Lokal- oder regionalgeschichtliche Zugriffe im Geschichtsunterricht und die Auseinandersetzung mit der sie umgebenden Geschichts- und Erinnerungskultur (z. B. Gedenktage, historische Jubiläen und Feste, Museen, Gedenkstätten, Filme, Computerspiele etc.) ermöglichen den Schülerinnen und Schülern, notwendige Grundlagen zu erwerben, um die Zeitdimensionen Vergangenheit, Gegenwart und Zukunft in ihrer alltäglichen Lebenswelt miteinander zu verknüpfen und an der gegenwärtigen Geschichtskultur aktiv mitzuwirken.
Die stetige Auseinandersetzung mit weiteren Kulturen und die Einsicht in unterschiedliche Lebensbedingungen befähigt die Lernenden dazu, ein Verständnis für unterschiedliche Wertvorstellungen und somit für grundlegende Formen interkulturellen Lernens zu entwickeln (Fremdverstehen und Alteritätserfahrung).
Kompetenzorientierter Geschichtsunterricht
Die Ausbildung eines reflektierten Geschichtsbewusstseins erfolgt über den kompetenzorientierten Geschichtsunterricht. Die Grundlage des kompetenzorientierten Geschichtsunterrichts in Nordrhein-Westfalen bildet stets das im aktuellen Kernlehrplan verankerte Kompetenzmodell. Dieses weist vier Kompetenzbereiche explizit aus:
Dimensionen des Geschichtsbewusstseins
Das folgende Schaubild zeigt ein entwicklungsoffenes dynamisches Modell zu Dimensionen eines reflektierten Geschichtsbewusstseins. Bei der Planung von Geschichtsunterricht ist es wichtig, solche Dimensionen des Geschichtsbewusstseins und deren Kategorien gedanklich mitlaufen zu lassen, um didaktische Entscheidungen, wie Festlegung von Lernzielen und von zu fördernden Kompetenzen, begründen zu können.
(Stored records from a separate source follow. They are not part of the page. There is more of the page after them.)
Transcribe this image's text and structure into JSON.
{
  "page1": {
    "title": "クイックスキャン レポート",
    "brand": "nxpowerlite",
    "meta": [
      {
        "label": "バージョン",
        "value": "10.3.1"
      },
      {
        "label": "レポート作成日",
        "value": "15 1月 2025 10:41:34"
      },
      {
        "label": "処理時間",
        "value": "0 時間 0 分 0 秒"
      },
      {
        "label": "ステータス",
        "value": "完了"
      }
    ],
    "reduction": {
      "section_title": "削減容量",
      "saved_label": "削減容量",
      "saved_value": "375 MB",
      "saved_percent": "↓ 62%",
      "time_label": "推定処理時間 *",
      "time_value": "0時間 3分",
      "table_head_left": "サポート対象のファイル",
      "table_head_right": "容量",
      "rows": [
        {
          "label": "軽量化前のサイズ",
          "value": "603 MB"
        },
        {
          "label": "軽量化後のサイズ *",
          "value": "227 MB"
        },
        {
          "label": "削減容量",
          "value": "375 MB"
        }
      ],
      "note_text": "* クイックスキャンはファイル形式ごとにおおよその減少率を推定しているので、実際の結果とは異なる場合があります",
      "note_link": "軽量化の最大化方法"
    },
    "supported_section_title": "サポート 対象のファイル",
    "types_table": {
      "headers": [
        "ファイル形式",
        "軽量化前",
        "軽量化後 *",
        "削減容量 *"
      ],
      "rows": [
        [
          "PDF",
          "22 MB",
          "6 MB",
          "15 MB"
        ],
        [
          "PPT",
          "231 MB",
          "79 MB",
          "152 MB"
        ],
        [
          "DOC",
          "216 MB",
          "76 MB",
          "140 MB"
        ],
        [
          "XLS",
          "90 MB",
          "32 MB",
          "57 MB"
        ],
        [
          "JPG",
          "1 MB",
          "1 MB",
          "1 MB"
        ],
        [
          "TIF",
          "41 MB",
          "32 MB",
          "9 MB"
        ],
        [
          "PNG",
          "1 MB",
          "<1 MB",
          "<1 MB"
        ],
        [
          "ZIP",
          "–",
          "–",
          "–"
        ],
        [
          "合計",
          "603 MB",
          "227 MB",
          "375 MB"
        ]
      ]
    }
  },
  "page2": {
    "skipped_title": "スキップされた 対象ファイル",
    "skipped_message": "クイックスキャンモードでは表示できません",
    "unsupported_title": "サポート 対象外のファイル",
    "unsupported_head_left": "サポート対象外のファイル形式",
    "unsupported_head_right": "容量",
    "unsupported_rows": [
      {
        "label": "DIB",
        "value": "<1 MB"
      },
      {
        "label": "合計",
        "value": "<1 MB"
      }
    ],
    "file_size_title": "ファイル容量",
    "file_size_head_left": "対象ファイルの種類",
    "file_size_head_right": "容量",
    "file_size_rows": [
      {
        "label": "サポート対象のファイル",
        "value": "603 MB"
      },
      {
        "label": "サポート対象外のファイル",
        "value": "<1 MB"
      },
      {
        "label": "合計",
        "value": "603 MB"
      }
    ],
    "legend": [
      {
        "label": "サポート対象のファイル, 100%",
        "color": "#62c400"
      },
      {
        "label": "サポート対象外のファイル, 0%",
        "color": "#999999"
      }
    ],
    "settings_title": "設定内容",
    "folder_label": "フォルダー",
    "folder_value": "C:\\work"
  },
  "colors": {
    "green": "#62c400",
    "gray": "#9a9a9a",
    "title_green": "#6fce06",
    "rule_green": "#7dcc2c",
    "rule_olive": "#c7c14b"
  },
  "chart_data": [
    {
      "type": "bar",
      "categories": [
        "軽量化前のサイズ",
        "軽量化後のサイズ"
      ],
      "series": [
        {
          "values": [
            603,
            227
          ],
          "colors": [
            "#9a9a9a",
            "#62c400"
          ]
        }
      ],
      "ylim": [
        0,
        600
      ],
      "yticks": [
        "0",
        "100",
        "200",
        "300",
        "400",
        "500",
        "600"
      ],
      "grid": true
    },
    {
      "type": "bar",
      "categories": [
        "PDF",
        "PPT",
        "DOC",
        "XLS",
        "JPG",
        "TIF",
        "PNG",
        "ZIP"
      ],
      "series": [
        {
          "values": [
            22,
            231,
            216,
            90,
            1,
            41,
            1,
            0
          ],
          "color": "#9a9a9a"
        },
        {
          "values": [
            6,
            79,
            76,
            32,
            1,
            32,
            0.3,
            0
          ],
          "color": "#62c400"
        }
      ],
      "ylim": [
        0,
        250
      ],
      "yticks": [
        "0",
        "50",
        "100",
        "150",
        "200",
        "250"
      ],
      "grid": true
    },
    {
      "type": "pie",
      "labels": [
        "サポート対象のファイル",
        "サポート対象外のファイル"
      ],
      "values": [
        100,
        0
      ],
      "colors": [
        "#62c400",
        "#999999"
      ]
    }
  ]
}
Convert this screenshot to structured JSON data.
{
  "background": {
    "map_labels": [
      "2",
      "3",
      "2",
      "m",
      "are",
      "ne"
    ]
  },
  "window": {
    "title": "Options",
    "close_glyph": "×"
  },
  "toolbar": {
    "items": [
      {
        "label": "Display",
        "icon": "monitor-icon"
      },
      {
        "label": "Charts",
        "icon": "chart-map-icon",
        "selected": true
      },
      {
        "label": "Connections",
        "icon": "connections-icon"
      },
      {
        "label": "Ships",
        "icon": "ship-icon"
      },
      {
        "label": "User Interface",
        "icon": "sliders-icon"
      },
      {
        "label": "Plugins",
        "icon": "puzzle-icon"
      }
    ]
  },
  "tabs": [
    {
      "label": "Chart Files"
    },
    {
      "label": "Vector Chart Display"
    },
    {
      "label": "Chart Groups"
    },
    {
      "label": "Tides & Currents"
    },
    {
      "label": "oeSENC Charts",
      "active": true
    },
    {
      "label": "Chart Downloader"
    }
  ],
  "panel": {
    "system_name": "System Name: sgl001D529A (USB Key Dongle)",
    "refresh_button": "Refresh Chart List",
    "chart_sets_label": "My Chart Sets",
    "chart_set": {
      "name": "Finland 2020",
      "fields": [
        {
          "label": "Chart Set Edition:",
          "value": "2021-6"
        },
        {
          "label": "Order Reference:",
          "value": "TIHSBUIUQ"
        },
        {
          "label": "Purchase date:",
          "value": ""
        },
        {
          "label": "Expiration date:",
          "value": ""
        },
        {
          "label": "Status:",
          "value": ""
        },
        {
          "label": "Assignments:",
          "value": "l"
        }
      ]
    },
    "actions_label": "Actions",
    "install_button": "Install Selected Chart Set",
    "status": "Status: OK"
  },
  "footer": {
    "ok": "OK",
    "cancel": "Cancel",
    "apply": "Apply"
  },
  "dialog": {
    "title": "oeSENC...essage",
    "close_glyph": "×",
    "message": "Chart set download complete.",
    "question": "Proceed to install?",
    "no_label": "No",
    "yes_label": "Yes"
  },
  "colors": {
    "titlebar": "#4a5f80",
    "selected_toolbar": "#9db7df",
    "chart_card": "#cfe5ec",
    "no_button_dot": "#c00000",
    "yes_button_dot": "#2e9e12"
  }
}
Geschichtslehrerinnen und Geschichtslehrer sollten sich dabei stets bewusst sein, dass dieses Modell an die Lebenswirklichkeit der Schülerinnen und Schüler angepasst werden muss: Weitere Dimensionen sind daher denkbar, zum Beispiel ein „Bewusstsein für Gedächtnis-Formen“. Ebenso bedürfen manche Kategorien der Erweiterung, zum Beispiel kann das Geschlechtsbewusstsein um die Kategorie „divers“ ergänzt werden.